Усилившийся интерес к Палестине не мог не повлечь за собой нарождения целой литературы, воспевающей «обетованную землю», и не мог не будить любви к старине вообще. Поэты М. М. Долицкий (род. в 1856 г.) и Н. Г. Имбер (1856–1909) воспевали тоску по «прекрасной дочери Сиона», а крещеный еврей — ирония судьбы! — К. А. Шапиро (1839–1900) воспел еврейские народные легенды, связанные с идеей Искупления и Избавления через Мессию. А рано ушедший в могилу М. Ц. Мане (1860–1887) сочетал пламенную любовь к Сиону со страстным упоением природой и великой тоской по красоте. Давид Фришман (род. в 1859 г.), талантливый критик и фельетонист, зовет в своих статьях к вечнопрекрасному и к вечночеловечному, но в своих новеллах, отличающихся изяществом формы, он — романтик чистейшей воды. <…>

Совершенно особняком стоит Менделе Мойхер-Сфорим. После долгих лет, которые он отдал почти всецело разговорно-еврейскому жаргону[15], он вернулся к древнееврейской литературе и подарил ей целый ряд выдающихся беллетристических произведений. Менделе — первоклассный бытописатель-художник. Его бытописание — настоящий эпос. Его произведения в целокупности их — это грандиозная эпопея из патриархальной жизни русского еврейства времен Николая I, прежде, чем начался еврейский «ледоход»[16], когда еврейская семья и еврейская община еще представляли собой мощную скалу, о которую разбивались все наступления врагов и все приставания «друзей». Как истый «просветитель»-семидесятник Менделе относится отрицательно к патриархальному быту; но дух времени сказывается в этих произведениях не только в совершенно обновленном языке их, но и в теплой нотке, прорывающейся у него каждый раз, когда дело касается народных страданий и народного подвижничества. В общем же Менделе не психологизует; он живописует. Одним незначительным жестом он часто воспроизводит целый мир живейших чувств. Вот почему его бытописание, там, где оно сохраняет эпическое спокойствие древних, приближается к пластическому искусству. Движения тела у него отображают движения души. А типы его имеют не индивидуальный характер, а характер народно-групповой, но со специфически-еврейской окраской. И его сатира также чисто еврейская; она столь же остра, сколь и глубока. И даже природа у него «объевреилась»: зимние, покрытые снегом и качающиеся от ветра деревья — это евреи, раскачивающиеся на молитве в синагоге, покрытые белыми молитвенными ризами; сад после летнего дождя — это дети, вымытые любящей рукой матери в канун субботы, и т. д. Все эти качества художественного творчества Менделе сделали его «дедушкой» молодой еврейской литературы, на которую он имел огромное влияние.

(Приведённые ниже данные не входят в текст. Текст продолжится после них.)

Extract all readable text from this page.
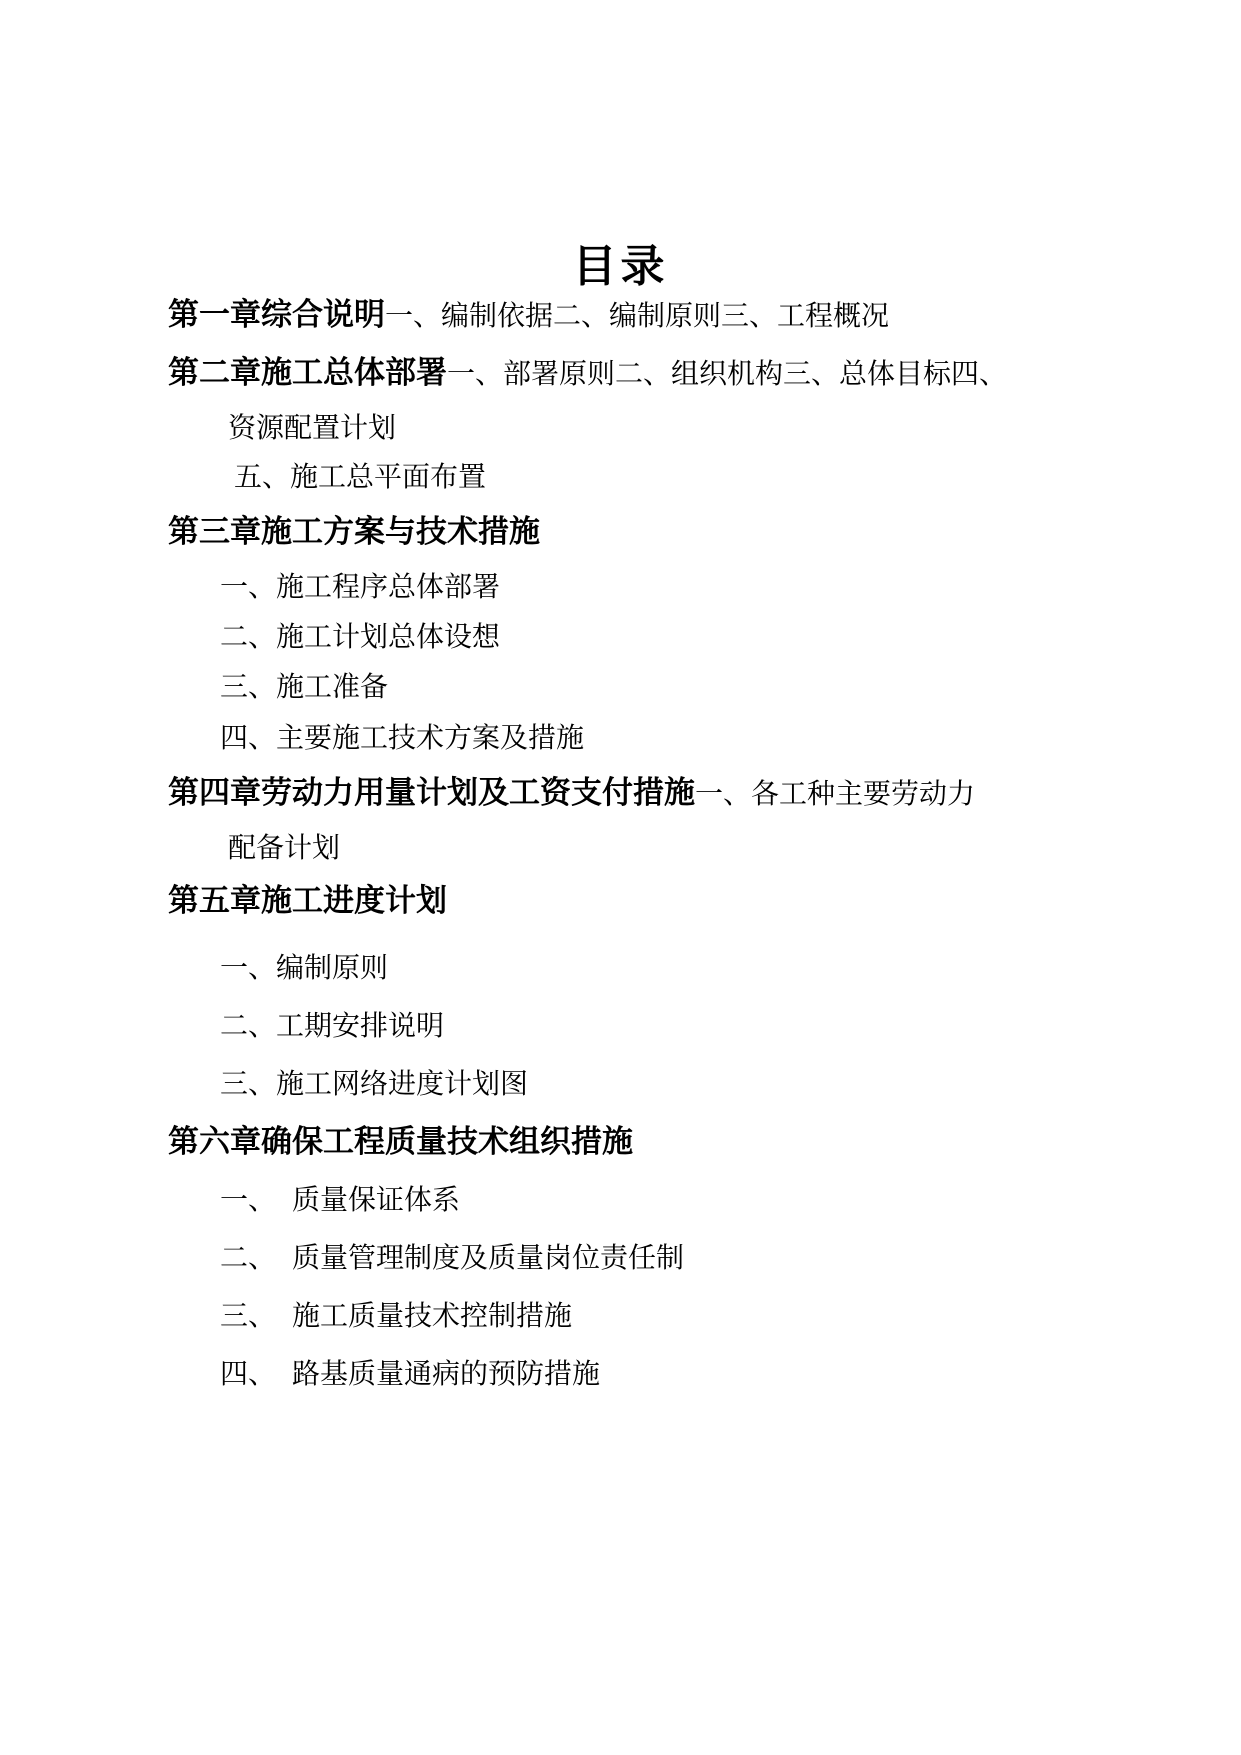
目录
第一章综合说明一、编制依据二、编制原则三、工程概况
第二章施工总体部署一、部署原则二、组织机构三、总体目标四、
资源配置计划
五、施工总平面布置
第三章施工方案与技术措施
一、施工程序总体部署
二、施工计划总体设想
三、施工准备
四、主要施工技术方案及措施
第四章劳动力用量计划及工资支付措施一、各工种主要劳动力
配备计划
第五章施工进度计划
一、编制原则
二、工期安排说明
三、施工网络进度计划图
第六章确保工程质量技术组织措施
一、 质量保证体系
二、 质量管理制度及质量岗位责任制
三、 施工质量技术控制措施
四、 路基质量通病的预防措施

Просвещение, несмотря на ограничения времен Александра III,[17] проникло во все поры еврейства — и началось повальное бегство из гетто. С тем большим рвением еврейская ортодоксия, поддержанная реакцией с ее ограничительными законами, ухватилась за все старое и отжившее. И получилось такое положение: с одной стороны стояла ортодоксия, чуждая жизнь, окаменевшая и застывшая на обрядности, а с другой — интеллигенция, которая вместе с оставлением религии отвернулась и от родных масс и их национального достояния. Еврейству грозил полный развал.

И в это самое время является «Ахад-Гаам». Вся его долголетняя литературная и общественная работа — это искание синтеза между старым и новым еврейством. Он видит все «еврейское зло» в том, что, если выразиться несколько утрированно, «еврей — не человек, а человек — не еврей», т. е. ортодоксальный еврей, свято хранящий все национально-религиозные ценности народа, в обособленности своей отворачивается от всего общечеловеческого, а еврей-общечеловек чуждается всего национально-еврейского. Это — специальная язва народа без территории, без национальной политики и без разговорного общенационально-исторического языка. У всех других народов человек помимо его воли окрашивает все свои дела и думы в национальную окраску и, так сказать, самим своим существованием способствует бытию и развитию своей нации. Еврей-интеллигент говорит на чужом языке, находится под влиянием чужой культуры и — насколько ему это дозволено — участвует непосредственно в чужом государственном строительстве. Его же собственная нация чахнет от недостатка национально настроенных интеллигентных сил.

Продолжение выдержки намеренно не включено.